Head of School’s Notebook: Falling Behind

March 12, 2021

 

I was on a Zoom call this morning with someone who accredits schools for a living. She was late for the call, and when I came out of her virtual waiting room she said, “I’m really sorry. It’s been a hell of a week and I have fallen behind.”

She meant that she was behind schedule, I expect, but I took her meaning differently. We’ve had a tough week, too. Have we also fallen behind? Has everyone? In the last year, we have come face to face with many grim realities. Not simply the pandemic and its far-reaching impacts, but where we are and where we are not with respect to race or gender, religion, or socio-economic class. We are a world in turmoil, it seems, trying to find a way through our apparent failures, which are especially conspicuous.

Surely we are behind where we want to be. It would be nice to presume a trajectory of improvement in our culture and our commonality, but that is not the path we are on, at least not if my lifetime is any indication. And it is not the path that most school communities travel. Working perpetually with 14 to 18-year-olds is a powerful reminder that all learning is neither cumulative nor predictably sequential.

Just because we deliver particular content to one class of students in a given year does not mean the acquired knowledge can be assumed for that class of students thereafter. Quite the contrary. Everything that matters must be taught again and again, not simply for emphasis, but because the knowledge we need, the essential knowledge about how to be a human being in a community of other human beings, is learned.

That was clear this week on the Mesa when community norms were violated using vile language that had also been learned. The lessons aren’t coming, obviously, simply from schools. And they aren’t consistent or complementary either. That’s the challenge, I suppose, to help our young people discern which lessons will move us or them forward, and which will cause us to fall behind.

There are no simple solutions. But there are simple practices that can make a difference. Conversation is a great beginning. Our Women’s Forum is holding a series of meetings, as is our Asian Student Union, our Black Student Union, and our Young Men’s Forum all on the events of the week at Cate and around the world. Each is trying to build momentum and trust around fundamental concerns and questions that cannot be answered without collaboration. In time our affinity spaces will broaden their membership and the dialogue will become more robust and the common experiences more apparent. Great and meaningful change—the kind that is sustained and comprehensive—can only come in such ways when the community itself acts with informed intention.

We will renew our commitment every day, to the very norms and standards we continue to build together. Maybe someday we will find ourselves ahead, though I doubt it.
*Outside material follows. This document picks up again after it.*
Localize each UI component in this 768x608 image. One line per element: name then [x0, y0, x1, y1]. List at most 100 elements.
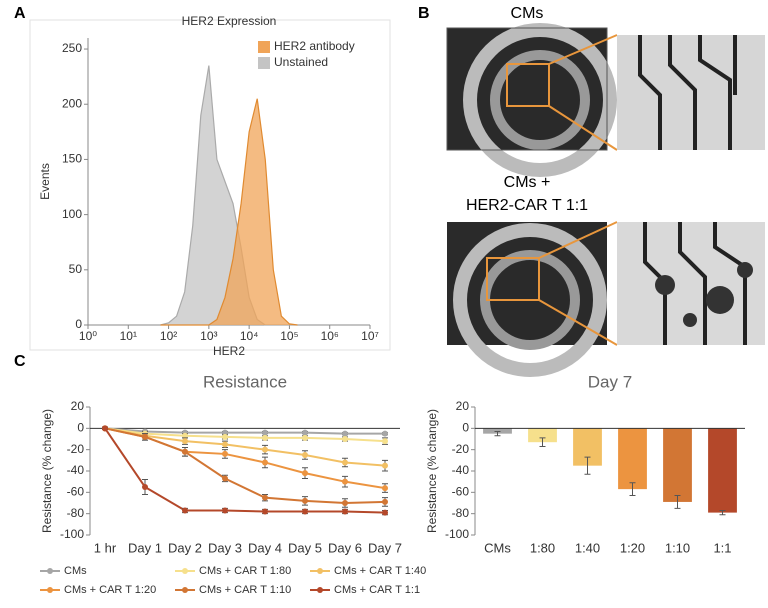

Education is an effort to reach the mountaintop. But we never actually get there. That is the blessing of this work. It teaches those of us who would presume to be teachers that our own work is never done. And it reminds us that the true paradigm we are forever seeking, for ourselves and our students, is not a place but a possibility made tangible by our own best hopes and aspirations.

It’s the most important work in the world, especially in times like this.